Abstract

Past studies on salt-doped polymer blends indicate that the electrostatic effect is complicated due to the combined effects of translational entropy of dissociated ions, ion solvation, ion–ion correlation, and ion clustering, especially at high salt concentrations. It still remains a challenge to unveil the electrostatic interaction of dissociated ions on phase separation explicitly in experiments. To address this challenge, the key principle of this study is to have the salt at extremely low concentrations, while its effect on phase separation is significant enough to be detected by scattering techniques. This experimental design enables the solvation of dissociated ions as the dominating factor, carefully avoiding complications from other effects. We characterize concentration fluctuations at full length scales by small-angle laser light scattering, X-ray scattering, and neutron scattering.
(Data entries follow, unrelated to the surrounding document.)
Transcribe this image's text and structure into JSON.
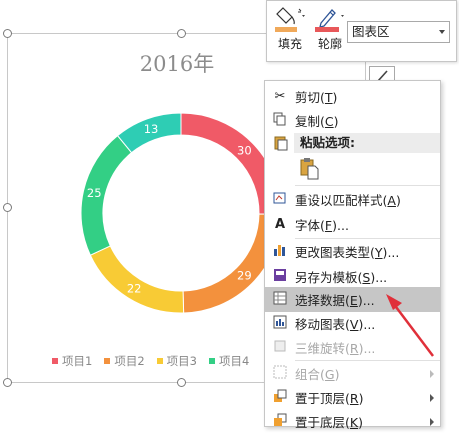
{
  "toolbar": {
    "fill_label": "填充",
    "outline_label": "轮廓",
    "element_select_value": "图表区",
    "fill_color": "#f0a95a",
    "outline_color": "#e8585a"
  },
  "chart": {
    "title": "2016年"
  },
  "chart_data": {
    "type": "pie",
    "title": "2016年",
    "categories": [
      "项目1",
      "项目2",
      "项目3",
      "项目4"
    ],
    "values": [
      30,
      29,
      22,
      25,
      13
    ],
    "series": [
      {
        "name": "项目1",
        "value": 30,
        "color": "#f05a67"
      },
      {
        "name": "项目2",
        "value": 29,
        "color": "#f3913d"
      },
      {
        "name": "项目3",
        "value": 22,
        "color": "#f8cb35"
      },
      {
        "name": "项目4",
        "value": 25,
        "color": "#33cf85"
      },
      {
        "name": "",
        "value": 13,
        "color": "#2ecdb4"
      }
    ],
    "donut": true,
    "legend_position": "bottom"
  },
  "legend": {
    "items": [
      {
        "label": "项目1",
        "color": "#f05a67"
      },
      {
        "label": "项目2",
        "color": "#f3913d"
      },
      {
        "label": "项目3",
        "color": "#f8cb35"
      },
      {
        "label": "项目4",
        "color": "#33cf85"
      }
    ]
  },
  "menu": {
    "cut": {
      "label": "剪切",
      "key": "T"
    },
    "copy": {
      "label": "复制",
      "key": "C"
    },
    "paste_options": "粘贴选项:",
    "reset_style": {
      "label": "重设以匹配样式",
      "key": "A"
    },
    "font": {
      "label": "字体",
      "key": "F",
      "suffix": "..."
    },
    "change_type": {
      "label": "更改图表类型",
      "key": "Y",
      "suffix": "..."
    },
    "save_template": {
      "label": "另存为模板",
      "key": "S",
      "suffix": "..."
    },
    "select_data": {
      "label": "选择数据",
      "key": "E",
      "suffix": "..."
    },
    "move_chart": {
      "label": "移动图表",
      "key": "V",
      "suffix": "..."
    },
    "rotate3d": {
      "label": "三维旋转",
      "key": "R",
      "suffix": "..."
    },
    "group": {
      "label": "组合",
      "key": "G"
    },
    "bring_front": {
      "label": "置于顶层",
      "key": "R"
    },
    "send_back": {
      "label": "置于底层",
      "key": "K"
    }
  },
  "annotation_color": "#e0303a"
}
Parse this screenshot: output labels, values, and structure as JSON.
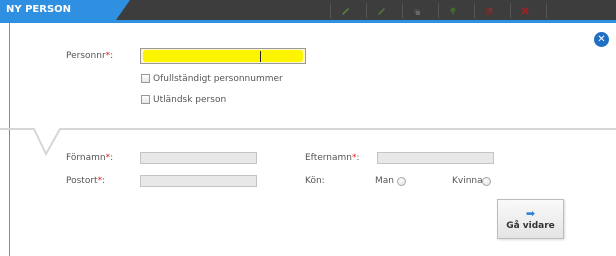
{
  "header": {
    "tab_title": "NY PERSON",
    "toolbar_icons": [
      "pencil-icon",
      "pencil-icon",
      "copy-icon",
      "pin-icon",
      "people-icon",
      "delete-icon"
    ]
  },
  "form": {
    "personnr_label": "Personnr",
    "required_mark": "*",
    "colon": ":",
    "incomplete_pnr_label": "Ofullständigt personnummer",
    "foreign_person_label": "Utländsk person",
    "fornamn_label": "Förnamn",
    "efternamn_label": "Efternamn",
    "postort_label": "Postort",
    "kon_label": "Kön:",
    "man_label": "Man",
    "kvinna_label": "Kvinna",
    "go_button_label": "Gå vidare"
  },
  "colors": {
    "accent": "#2f8fe0",
    "highlight": "#fdf500",
    "required": "#e02020"
  }
}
The measured cloud points, spinodal temperatures, correlation lengths, and effective interaction parameters exhibit significant increase with the salt fraction, indicating that the electrostatic interaction promotes phase separation. We further reveal the electrostatic interaction of cations and anions, respectively. The asymmetric deflection of the phase diagram is quantitatively explained by the composition-dependent solvation of dissociated ions. This fundamental research provides experimental support for the progress of recent theoretical work and is helpful to guide the structural control in polymer electrolytes.